Случилось это на исходе дня. А добрались, откопали их на рассвете следующего дня. Германн и откопал, никому не доверяя этой заботы. Хотя он был уверен, что они уже давно и окончательно мертвы, но боялся, что чужая неосторожная лопата может причинить им боль. Когда показались маленького размера резиновые сапоги, он понял, что это Рабинович. Германн отбросил лопату и начал разгребать цемент руками. Тут же обнажилась другая пара сапог, побольше – Карповича.

Они умерли в обнимку и молча, приняли смерть, крепко стиснув зубы, плотно сжав губы. И рот каждого из них был чист, только припудрен серой пылью, да по уголкам губ чуть темно сцементирован. А вот уши и нос были красно забетонированы полностью. Видимо, оттуда хлынула предсмертная, безвздошная кровь. Они лежали на серой цементной простыне, как среди весеннего, умирающего уже, торосно навороченного льда, два великомученика, приговоренные к какому-то непонятному, чудовищному закланию, умершие в объятиях друг друга.

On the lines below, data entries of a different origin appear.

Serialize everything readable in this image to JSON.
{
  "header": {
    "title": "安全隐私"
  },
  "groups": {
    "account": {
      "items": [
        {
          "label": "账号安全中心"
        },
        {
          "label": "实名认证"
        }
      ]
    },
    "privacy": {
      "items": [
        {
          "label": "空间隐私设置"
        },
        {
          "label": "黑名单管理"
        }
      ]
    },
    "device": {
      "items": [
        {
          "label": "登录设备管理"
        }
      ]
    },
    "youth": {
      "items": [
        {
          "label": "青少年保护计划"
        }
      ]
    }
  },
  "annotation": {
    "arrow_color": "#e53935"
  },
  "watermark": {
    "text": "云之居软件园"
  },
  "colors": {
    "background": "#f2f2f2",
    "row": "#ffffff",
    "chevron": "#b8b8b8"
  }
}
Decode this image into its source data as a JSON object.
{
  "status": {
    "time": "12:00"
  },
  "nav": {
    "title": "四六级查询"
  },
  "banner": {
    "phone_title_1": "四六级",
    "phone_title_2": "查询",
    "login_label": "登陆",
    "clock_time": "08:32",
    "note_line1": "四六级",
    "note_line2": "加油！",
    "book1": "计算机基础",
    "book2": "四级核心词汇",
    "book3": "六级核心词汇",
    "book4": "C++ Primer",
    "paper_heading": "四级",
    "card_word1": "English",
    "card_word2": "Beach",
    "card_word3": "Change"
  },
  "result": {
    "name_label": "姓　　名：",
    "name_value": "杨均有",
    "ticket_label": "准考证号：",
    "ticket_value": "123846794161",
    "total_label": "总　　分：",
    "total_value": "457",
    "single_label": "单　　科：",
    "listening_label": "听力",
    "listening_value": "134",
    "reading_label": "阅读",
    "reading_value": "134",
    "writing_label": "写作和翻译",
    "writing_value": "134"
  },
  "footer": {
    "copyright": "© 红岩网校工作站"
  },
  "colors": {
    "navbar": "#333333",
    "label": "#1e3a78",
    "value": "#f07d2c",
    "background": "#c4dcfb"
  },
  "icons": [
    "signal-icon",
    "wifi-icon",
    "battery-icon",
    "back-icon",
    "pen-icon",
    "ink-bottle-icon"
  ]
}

Их так и не смогли разъединить. И Германн, сжигая кагорные этикетки на их могильном холмике, словно вздувая огромную свечу, все время думал о том, что там среди них кого-то не хватает. Именно его не хватает. Кагор-то пили вместе, всегда на троих, а наказаны, горько опохмелились только двое. А Бог любит троицу, и потому на Руси чаще всего делят на троих. А сейчас получилось по-рваному, разобщенно. Обделил его Бог, обнес чарой.

Порой он и вовсе забывался. Казалось, что этикетки от кагора струят на него винный дух, сказывалось, наверное, присутствие в давно выпитом кагоре летучего запаха дыма. Он оглядывался, осматривался, как, подымая стакан, всегда вскидывал голову и смотрел на друзей. И сейчас его не покидало ощущение того, что они рядом, просто хохмят, прячутся от него. На кладбище, в пояс, местами выше крестов и обелисков поросшем травой, было пустынно.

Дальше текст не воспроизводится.